Maintaining the Dream: The Reality of Freedom

  • Published
  • By Ch. Lt. Col. William Cooper
The year 2018 marks the 70th since Reverend Martin Luther King, Jr. entered the nearby Crozer Theological Seminary. A young Martin Luther King, Jr. enrolled at Crozer in 1948 and graduated in 1951 with a doctorate degree. Over the course of just a few years, King not only gained valuable academic training, but through his work within religious organizations and living in the Philadelphia area, he also learned about the lives and struggles of some of the men and women of the northern United States. Shortly after graduating, he became the leader of the Montgomery Bus Boycott, a civil rights event that began in Alabama and that many suggest was one of the single most important of the modern day American Civil Rights movement. Dr. King’s years spent at Crozer and his work in Alabama may have directly contributed to both his efforts to lead the March on Washington and the captivating “I Have a Dream” speech in 1963.

The year 2018 also marks the 50th anniversary since Dr. Martin Luther King, Jr. was assassinated in Memphis, Tennessee. Dr. King was in Memphis to lead a protest march for striking sanitation workers. There were actually two marches. The first march was marred by violence and Dr. King vowed to return to Memphis to lead the march again. It was his determination to be peaceful at all times during such events that prompted his return in April of 1968. Some historians have said that Dr. King did this against the wishes of his most trusted advisors and close family.

In January of 2008, I was on active duty at Mountain Home AFB, Idaho. Reverend Samuel “Billy” Kyles, a friend of Dr. King and the organizer of the Memphis Sanitation Worker’s March, provided the keynote address for the base MLK Commemoration Service. Reverend Kyles discussed many details in his address to over 100 military personnel and family members. He talked about his friendship with Dr. King and that the two men held similar views on religion and social causes. Reverend Kyles also discussed how he and Dr. King engaged in discussions about family and shared small talk. He even challenged the audience to follow their dreams in the spirit of remembering Dr. King’s legacy. However, what I remember most from Reverend Kyles’ message is how he described Dr. King’s commitment and unwavering determination to engage in peaceful protest. Dr. King did not approve of negative approaches to gaining rights and freedom; he was troubled by what first happened in Memphis. Whereas Dr. King could have easily avoided returning to Memphis, he returned to ensure that a positive tone prevailed. Reverend Kyles called himself a witness to Dr. King’s assassination, but to me he was also a witness to Dr. King’s courage, selflessness and integrity.

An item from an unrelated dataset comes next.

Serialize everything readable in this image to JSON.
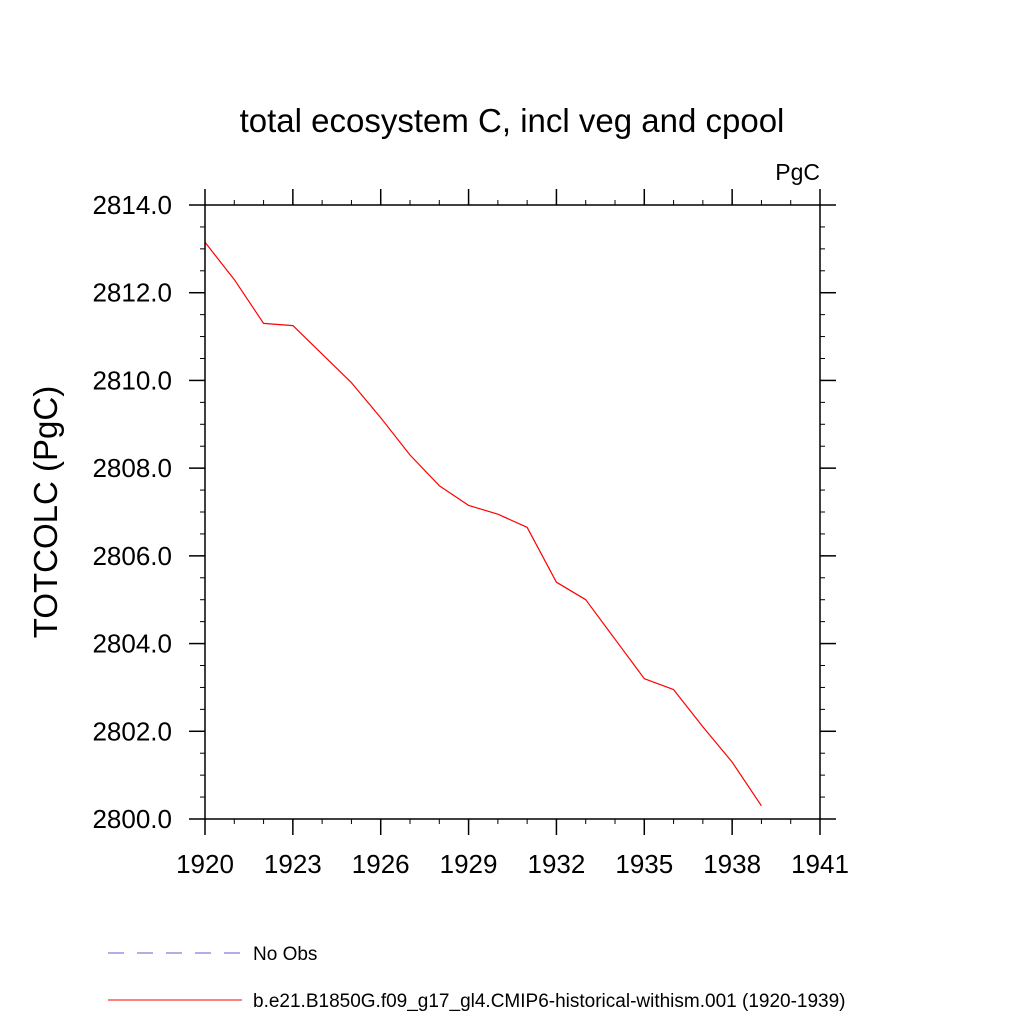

One might say that Dr. King’s actions to display courage, selflessness and integrity in the face of danger and negativism, were just as important if not more important than his poetic and mesmerizing speeches. This is my opinion and I say this because today the dream that Dr. King once had, has arguably come true. In 2018, many people experience freedom in ways that many others could only dream of 50 years ago. In addition, since Dr. King is no longer here, it is now important for each one of us to maintain the dream as one of the realities of freedom.

I have always admired Dr. King’s great speeches. I was a resident of the MLK National Historic Site in Atlanta, Georgia, near his birth home and the King Center for Nonviolent Social Change from 1998 to 2003. While living there, I learned that Dr. King indeed displayed tremendous courage throughout his short life. He was a man of faith and he chose to put his faith into action. Although he could have found a relative comfort zone and remained quiet, he chose to share a dream that encompassed all people. Because of his selfless example, many men and women devoted their own lives to maintaining the dream. Perhaps all Americans might reflect on at least one thing that can be done in 2018 to maintain the dream.

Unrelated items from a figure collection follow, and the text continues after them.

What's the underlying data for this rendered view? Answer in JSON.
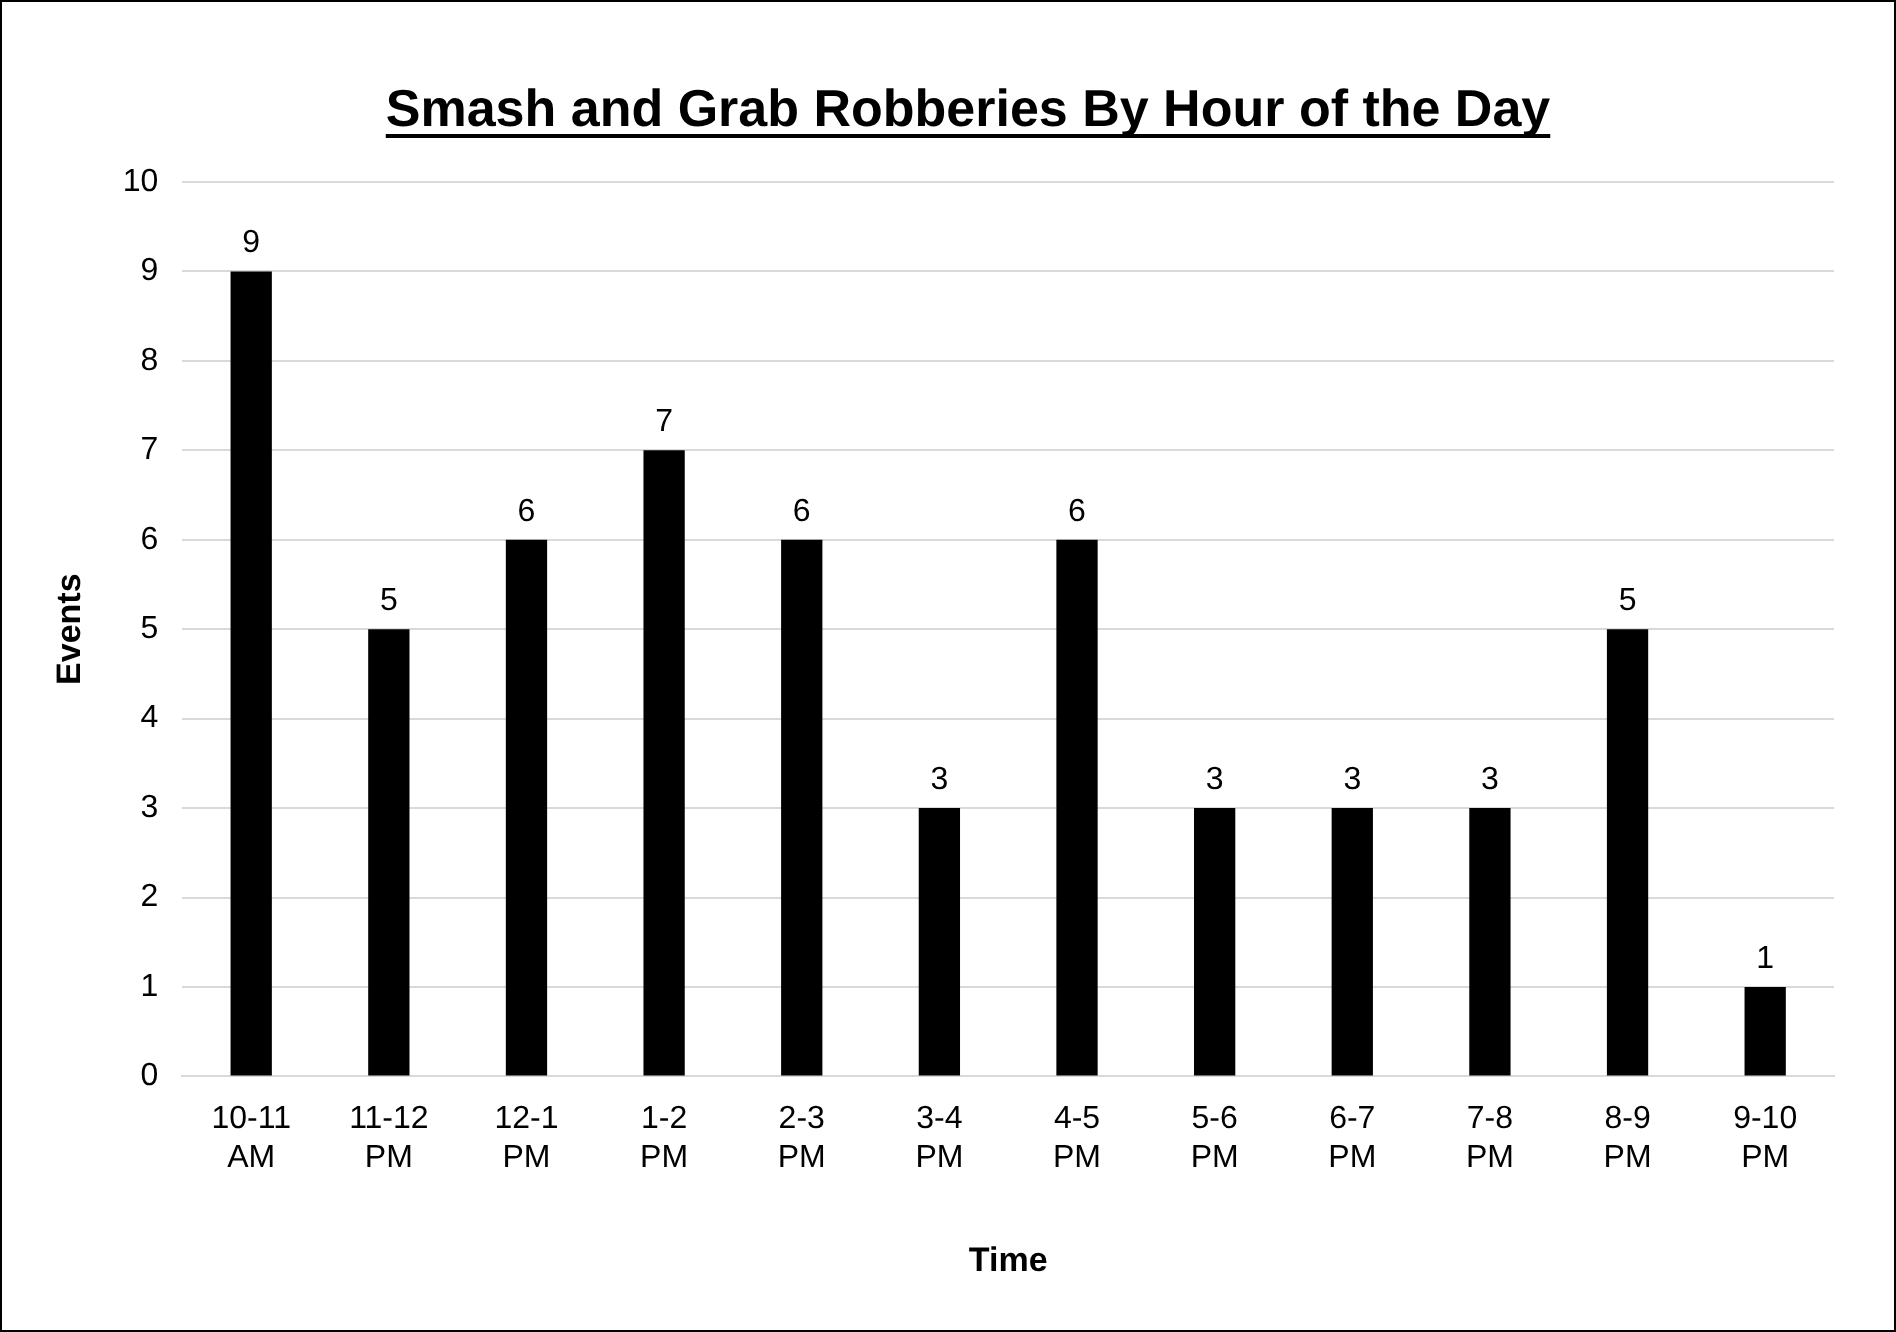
{
  "chart_data": {
    "type": "bar",
    "title": "Smash and Grab Robberies By Hour of the Day",
    "xlabel": "Time",
    "ylabel": "Events",
    "categories": [
      "10-11 AM",
      "11-12 PM",
      "12-1 PM",
      "1-2 PM",
      "2-3 PM",
      "3-4 PM",
      "4-5 PM",
      "5-6 PM",
      "6-7 PM",
      "7-8 PM",
      "8-9 PM",
      "9-10 PM"
    ],
    "values": [
      9,
      5,
      6,
      7,
      6,
      3,
      6,
      3,
      3,
      3,
      5,
      1
    ],
    "color": "#000000",
    "ylim": [
      0,
      10
    ],
    "yticks": [
      0,
      1,
      2,
      3,
      4,
      5,
      6,
      7,
      8,
      9,
      10
    ],
    "grid": "y",
    "data_labels": true,
    "legend": false
  }
}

Dr. King is quoted in his text “Stride Toward Freedom” as saying that, “God is not interested merely in the freedom of black men, and brown men, and yellow men; God is interested in the freedom of the whole human race.” The quote implies that the great Creator understands all human beings. However, if this quote is to have value now, I believe that in 2018 and beyond we might reflect on Dr. King’s own applied emphasis on being selfless, courageous and having integrity in service. He was determined to do things right and to inspire great things. We might further see that maintaining the dream involves accepting responsibility as relates to the attitudes, behaviors and ideals that we project. I must remind myself that freedom comes with a cost; that I must pay each day. I should be determined not so much to be perfect, but to espouse a positive attitude, appropriate behavior and acceptable ideals. Maintaining the dream and the reality of freedom is that there is always work to be done because there are many different perspectives and ways of interpretation in the world today. Of course, no one is perfect and as Dr. King once said in reference to moving ahead, “First, the line of progress is never straight. For a period a movement may follow a straight line and then it encounters obstacles and the path bends. It is like curving around a mountain when you are approaching a city. Often it feels as though you were moving backwards, and you lose sight of your goal; but in fact you are moving ahead, and soon you will see the city again, closer by.”